Maurice Gouiran est un dénicheur d'affaires tues, oubliées, ou dont on n'a qu'une version expurgée. Il n'hésite jamais à écorcher les hommes politiques vivants ou décédés. Autrement dit, il ne manie pas la langue de bois et secoue le cocotier, quitte à déranger. Sa grande force, c'est qu'il oblige le lecteur à aller plus loin, à réfléchir, voire à se documenter pour mieux comprendre les thématiques soulevées. C'est un aspect très intéressant et didactique de ses récits.
Cette fois-ci, on pénètre dans son roman par deux entrées. On est à Marseille où une enquête est diligentée pour comprendre pourquoi plusieurs immeubles se sont effondrés. Les élus dénoncent la pluie qui a probablement provoqué des éboulements. La capitaine Emma Govgaline mène des investigations pour savoir, entre autres, si les travaux obligatoires d'entretien ont réellement été faits …. Qui se cache derrière la location de ces logements qui, au final, étaient non fonctionnels, insalubres ?

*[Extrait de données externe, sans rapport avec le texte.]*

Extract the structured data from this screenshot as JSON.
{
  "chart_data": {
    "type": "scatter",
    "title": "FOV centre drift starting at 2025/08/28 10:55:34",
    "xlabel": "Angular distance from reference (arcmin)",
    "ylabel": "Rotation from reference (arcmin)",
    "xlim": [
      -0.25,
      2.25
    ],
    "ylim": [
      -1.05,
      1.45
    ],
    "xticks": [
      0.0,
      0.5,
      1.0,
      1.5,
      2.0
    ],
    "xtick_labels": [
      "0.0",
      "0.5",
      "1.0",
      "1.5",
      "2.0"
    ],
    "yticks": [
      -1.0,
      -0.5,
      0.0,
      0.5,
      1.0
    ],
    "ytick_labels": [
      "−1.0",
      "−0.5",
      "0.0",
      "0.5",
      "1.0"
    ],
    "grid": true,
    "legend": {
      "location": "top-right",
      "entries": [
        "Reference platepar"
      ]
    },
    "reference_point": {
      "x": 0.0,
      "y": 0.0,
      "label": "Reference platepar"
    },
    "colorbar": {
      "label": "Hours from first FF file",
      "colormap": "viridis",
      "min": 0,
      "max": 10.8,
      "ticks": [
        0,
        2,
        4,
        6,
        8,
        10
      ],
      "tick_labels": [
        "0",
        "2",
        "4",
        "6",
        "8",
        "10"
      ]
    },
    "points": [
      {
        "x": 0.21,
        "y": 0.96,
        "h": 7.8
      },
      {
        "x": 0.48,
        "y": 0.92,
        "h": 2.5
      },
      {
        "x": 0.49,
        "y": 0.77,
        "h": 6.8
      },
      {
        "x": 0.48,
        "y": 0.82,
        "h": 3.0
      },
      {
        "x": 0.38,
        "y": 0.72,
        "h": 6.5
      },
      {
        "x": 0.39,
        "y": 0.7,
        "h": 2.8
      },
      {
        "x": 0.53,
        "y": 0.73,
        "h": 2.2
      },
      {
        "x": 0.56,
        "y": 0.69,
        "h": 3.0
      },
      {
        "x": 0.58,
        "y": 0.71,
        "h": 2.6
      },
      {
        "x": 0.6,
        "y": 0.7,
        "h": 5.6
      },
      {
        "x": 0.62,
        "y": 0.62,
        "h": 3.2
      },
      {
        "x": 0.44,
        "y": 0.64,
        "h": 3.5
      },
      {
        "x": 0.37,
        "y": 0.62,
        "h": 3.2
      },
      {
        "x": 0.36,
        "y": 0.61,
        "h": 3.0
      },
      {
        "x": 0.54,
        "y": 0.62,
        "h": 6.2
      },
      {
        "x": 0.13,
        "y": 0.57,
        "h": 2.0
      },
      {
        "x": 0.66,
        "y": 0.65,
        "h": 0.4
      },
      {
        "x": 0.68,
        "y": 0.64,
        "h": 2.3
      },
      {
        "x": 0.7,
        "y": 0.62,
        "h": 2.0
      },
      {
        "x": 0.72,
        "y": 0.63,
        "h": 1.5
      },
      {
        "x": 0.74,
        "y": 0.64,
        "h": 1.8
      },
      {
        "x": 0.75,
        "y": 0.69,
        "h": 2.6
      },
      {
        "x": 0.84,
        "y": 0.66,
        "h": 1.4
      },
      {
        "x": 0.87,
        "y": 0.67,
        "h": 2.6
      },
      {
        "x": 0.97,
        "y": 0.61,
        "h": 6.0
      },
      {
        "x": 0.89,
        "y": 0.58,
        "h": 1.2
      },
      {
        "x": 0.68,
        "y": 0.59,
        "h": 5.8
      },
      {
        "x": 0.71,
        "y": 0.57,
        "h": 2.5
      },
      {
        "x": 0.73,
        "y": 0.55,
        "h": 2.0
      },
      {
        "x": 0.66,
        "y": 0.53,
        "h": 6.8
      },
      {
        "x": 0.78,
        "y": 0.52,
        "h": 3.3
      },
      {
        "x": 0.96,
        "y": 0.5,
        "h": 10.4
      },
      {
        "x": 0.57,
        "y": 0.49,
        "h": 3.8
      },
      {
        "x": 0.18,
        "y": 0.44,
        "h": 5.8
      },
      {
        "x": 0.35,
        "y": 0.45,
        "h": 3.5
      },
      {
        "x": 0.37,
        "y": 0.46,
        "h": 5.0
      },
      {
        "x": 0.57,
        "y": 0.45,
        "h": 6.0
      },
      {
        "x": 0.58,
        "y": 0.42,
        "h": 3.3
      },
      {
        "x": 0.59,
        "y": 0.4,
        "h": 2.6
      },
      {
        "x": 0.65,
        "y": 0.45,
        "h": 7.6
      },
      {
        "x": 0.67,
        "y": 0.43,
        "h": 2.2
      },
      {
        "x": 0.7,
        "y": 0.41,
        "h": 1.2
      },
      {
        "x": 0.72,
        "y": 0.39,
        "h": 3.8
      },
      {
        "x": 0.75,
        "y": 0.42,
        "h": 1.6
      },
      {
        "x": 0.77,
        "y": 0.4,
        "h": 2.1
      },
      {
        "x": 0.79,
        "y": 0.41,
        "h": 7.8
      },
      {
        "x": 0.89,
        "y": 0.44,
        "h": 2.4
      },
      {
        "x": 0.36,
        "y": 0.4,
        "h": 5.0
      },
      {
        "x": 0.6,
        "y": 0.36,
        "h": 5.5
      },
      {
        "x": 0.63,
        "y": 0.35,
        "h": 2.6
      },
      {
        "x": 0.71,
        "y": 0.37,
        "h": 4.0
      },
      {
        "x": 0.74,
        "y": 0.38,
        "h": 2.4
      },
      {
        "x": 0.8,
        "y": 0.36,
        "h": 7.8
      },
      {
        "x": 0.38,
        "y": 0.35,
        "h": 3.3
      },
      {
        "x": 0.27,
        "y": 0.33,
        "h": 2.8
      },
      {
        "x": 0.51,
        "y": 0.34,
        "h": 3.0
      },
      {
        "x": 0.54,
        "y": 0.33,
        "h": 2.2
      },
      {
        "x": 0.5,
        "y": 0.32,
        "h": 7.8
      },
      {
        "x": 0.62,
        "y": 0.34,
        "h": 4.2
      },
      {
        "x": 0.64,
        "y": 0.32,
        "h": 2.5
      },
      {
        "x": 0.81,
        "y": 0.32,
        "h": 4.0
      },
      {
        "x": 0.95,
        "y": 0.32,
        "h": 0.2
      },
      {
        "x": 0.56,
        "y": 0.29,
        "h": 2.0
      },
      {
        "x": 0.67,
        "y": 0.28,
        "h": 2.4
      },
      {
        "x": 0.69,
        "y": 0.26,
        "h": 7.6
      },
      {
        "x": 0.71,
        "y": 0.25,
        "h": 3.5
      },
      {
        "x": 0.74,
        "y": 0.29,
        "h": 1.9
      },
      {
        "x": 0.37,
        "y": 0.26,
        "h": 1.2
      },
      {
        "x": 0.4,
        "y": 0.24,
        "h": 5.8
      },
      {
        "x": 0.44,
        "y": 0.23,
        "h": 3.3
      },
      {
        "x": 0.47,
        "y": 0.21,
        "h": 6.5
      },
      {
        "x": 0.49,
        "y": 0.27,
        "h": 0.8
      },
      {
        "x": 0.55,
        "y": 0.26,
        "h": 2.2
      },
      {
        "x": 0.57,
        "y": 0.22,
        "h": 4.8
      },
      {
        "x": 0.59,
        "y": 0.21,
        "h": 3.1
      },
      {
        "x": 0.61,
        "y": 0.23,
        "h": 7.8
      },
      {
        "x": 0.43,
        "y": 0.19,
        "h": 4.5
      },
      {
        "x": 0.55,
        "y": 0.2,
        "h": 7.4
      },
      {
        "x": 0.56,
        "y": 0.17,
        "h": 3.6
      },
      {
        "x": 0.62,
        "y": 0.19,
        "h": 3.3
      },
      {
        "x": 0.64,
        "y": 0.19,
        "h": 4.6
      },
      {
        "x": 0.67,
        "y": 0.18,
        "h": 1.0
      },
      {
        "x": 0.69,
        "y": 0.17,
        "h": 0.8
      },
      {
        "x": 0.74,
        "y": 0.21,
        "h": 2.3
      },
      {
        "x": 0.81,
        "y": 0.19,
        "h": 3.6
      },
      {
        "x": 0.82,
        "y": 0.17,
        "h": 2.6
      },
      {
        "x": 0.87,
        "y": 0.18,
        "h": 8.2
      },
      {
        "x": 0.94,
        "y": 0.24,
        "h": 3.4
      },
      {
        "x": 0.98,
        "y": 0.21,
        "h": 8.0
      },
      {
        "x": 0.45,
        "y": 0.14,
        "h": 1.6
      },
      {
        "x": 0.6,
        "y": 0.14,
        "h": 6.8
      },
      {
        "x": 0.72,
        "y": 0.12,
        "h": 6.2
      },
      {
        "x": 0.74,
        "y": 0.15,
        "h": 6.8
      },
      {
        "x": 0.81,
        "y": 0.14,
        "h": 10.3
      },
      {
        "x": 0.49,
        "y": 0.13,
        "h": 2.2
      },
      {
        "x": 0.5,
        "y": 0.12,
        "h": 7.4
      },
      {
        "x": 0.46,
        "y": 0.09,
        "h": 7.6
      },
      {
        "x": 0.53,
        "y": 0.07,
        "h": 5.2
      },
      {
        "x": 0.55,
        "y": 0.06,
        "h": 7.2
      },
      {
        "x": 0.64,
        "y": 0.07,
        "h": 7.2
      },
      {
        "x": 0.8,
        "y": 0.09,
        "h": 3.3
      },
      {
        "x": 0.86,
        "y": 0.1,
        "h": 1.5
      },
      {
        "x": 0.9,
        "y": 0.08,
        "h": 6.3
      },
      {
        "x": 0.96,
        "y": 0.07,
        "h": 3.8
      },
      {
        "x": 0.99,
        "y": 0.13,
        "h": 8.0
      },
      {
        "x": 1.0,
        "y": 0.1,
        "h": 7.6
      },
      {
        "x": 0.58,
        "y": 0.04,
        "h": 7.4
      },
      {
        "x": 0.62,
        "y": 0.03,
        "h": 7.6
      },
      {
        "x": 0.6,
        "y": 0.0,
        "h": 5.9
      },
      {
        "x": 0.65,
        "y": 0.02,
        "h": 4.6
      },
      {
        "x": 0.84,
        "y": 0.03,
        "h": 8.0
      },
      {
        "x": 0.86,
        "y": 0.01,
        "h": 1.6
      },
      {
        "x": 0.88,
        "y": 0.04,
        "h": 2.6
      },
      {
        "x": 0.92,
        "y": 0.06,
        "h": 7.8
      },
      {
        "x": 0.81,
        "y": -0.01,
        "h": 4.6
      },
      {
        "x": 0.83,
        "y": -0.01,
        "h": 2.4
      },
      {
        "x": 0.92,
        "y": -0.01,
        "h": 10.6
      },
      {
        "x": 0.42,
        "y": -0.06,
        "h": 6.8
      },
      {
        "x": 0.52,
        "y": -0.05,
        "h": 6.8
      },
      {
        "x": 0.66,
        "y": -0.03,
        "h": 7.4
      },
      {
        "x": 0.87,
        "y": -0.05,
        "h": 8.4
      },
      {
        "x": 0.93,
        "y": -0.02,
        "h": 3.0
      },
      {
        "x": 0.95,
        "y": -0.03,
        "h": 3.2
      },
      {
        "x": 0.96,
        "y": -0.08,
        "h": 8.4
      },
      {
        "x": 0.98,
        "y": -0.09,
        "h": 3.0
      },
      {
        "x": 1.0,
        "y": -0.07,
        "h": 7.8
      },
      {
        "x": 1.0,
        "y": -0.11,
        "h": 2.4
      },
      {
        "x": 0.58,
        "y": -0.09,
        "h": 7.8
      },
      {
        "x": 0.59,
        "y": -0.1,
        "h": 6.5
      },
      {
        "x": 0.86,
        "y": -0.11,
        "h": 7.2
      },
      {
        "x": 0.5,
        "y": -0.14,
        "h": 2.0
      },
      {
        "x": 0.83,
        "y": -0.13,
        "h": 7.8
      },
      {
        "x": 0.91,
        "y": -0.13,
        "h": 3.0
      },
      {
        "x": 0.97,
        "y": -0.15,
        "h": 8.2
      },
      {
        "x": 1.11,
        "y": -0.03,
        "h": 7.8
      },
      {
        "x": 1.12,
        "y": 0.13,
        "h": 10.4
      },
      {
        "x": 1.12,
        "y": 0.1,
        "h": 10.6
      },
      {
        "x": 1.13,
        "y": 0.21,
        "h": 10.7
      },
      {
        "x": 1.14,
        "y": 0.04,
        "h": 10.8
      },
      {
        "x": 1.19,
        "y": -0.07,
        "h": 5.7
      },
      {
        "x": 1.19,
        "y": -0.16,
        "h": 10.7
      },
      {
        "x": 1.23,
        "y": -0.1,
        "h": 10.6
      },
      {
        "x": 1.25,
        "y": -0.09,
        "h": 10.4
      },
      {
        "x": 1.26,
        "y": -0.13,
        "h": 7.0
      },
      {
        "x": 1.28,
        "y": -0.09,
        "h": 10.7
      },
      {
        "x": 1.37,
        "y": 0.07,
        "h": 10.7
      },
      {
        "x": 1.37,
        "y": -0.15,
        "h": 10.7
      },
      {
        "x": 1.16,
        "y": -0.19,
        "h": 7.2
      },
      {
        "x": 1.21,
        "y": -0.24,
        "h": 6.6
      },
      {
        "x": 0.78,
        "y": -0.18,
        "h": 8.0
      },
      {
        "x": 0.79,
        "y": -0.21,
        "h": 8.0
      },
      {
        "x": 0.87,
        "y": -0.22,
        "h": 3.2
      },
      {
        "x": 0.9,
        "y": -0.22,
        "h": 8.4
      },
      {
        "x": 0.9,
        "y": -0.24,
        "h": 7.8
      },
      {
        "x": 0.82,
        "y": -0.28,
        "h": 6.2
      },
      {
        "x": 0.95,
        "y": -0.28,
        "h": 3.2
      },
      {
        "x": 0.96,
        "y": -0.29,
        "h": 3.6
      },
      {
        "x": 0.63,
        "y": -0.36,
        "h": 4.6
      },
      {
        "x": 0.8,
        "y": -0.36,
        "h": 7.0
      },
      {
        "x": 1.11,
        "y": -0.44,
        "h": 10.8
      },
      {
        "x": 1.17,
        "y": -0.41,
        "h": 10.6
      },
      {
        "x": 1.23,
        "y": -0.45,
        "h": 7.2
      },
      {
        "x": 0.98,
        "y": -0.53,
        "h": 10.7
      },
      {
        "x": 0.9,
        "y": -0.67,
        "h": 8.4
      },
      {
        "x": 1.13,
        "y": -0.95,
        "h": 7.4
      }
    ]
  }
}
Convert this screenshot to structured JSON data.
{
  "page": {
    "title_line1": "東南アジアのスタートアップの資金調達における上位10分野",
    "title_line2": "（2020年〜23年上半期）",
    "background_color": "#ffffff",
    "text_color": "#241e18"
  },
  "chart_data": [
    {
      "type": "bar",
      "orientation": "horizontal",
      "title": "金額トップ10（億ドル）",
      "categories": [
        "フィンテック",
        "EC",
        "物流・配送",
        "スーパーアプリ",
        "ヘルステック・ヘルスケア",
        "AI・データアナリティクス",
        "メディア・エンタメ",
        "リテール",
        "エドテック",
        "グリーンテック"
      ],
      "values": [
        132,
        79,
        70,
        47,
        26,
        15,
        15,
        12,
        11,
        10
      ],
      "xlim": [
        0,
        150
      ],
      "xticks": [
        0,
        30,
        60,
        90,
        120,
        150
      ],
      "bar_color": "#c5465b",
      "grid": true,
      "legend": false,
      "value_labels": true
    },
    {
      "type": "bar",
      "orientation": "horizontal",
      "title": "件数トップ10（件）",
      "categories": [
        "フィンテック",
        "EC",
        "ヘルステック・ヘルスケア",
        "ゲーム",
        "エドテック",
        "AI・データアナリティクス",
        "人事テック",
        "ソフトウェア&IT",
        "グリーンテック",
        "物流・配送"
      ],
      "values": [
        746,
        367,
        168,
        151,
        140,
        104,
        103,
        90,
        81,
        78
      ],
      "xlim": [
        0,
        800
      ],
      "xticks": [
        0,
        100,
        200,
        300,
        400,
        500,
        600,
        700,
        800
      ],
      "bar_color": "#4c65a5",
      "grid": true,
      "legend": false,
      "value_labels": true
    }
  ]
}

En parallèle un vieil homme est retrouvé mort, assassiné. Un des policiers dépêchés sur les lieux reconnaît son père avec qui il avait perdu contact. La mise en scène pour présenter le corps est particulièrement horrible. Il s'avère que c'était un paisible retraité, harki et que ce crime ne va pas rester un cas isolé. Qui est le tueur ? Quel message essaie-t-il de faire passer en agissant ainsi ? Quel but poursuit-il ?
J'ai très vite réalisé que je connaissais peu de choses des harkis. La vie dans des camps (avec des conditions très difficiles), la non-reconnaissance par l'état, oui, mais je n'imaginais pas tout. Et surtout j'ignorais les mots durs prononcés par certains dirigeants français.
Je pense que Monsieur
Gouiran est un humaniste. Il glisse sa gouaille marseillaise dans son texte mais on ne rit pas tant que ça. Finalement, pas étonnant qu'il cite Escudero, ils se ressemblent. Ce sont des « révoltés », droits, engagés, qui luttent avec leurs mots, et qui n'ont pas peur de dire ce qu'ils ressentent. Et qui nous obligent à ouvrir les yeux.
Dans ce recueil, l'auteur évoque la guerre d'Algérie et une opération : « La bleuite » ou « le complot bleu », dont peu, tant en Algérie qu'en France ont entendu parler. Cela consistait à écrire des listes de soi-disant collaborateurs algériens de l'armée française et à les donner aux chefs de l'Armée de libération nationale (ALN) pour entraîner un « nettoyage » en tuant les personnes ainsi désignées. Des faits historiques réels et terriblement injustes. Ici, ils permettent de tisser une belle intrigue.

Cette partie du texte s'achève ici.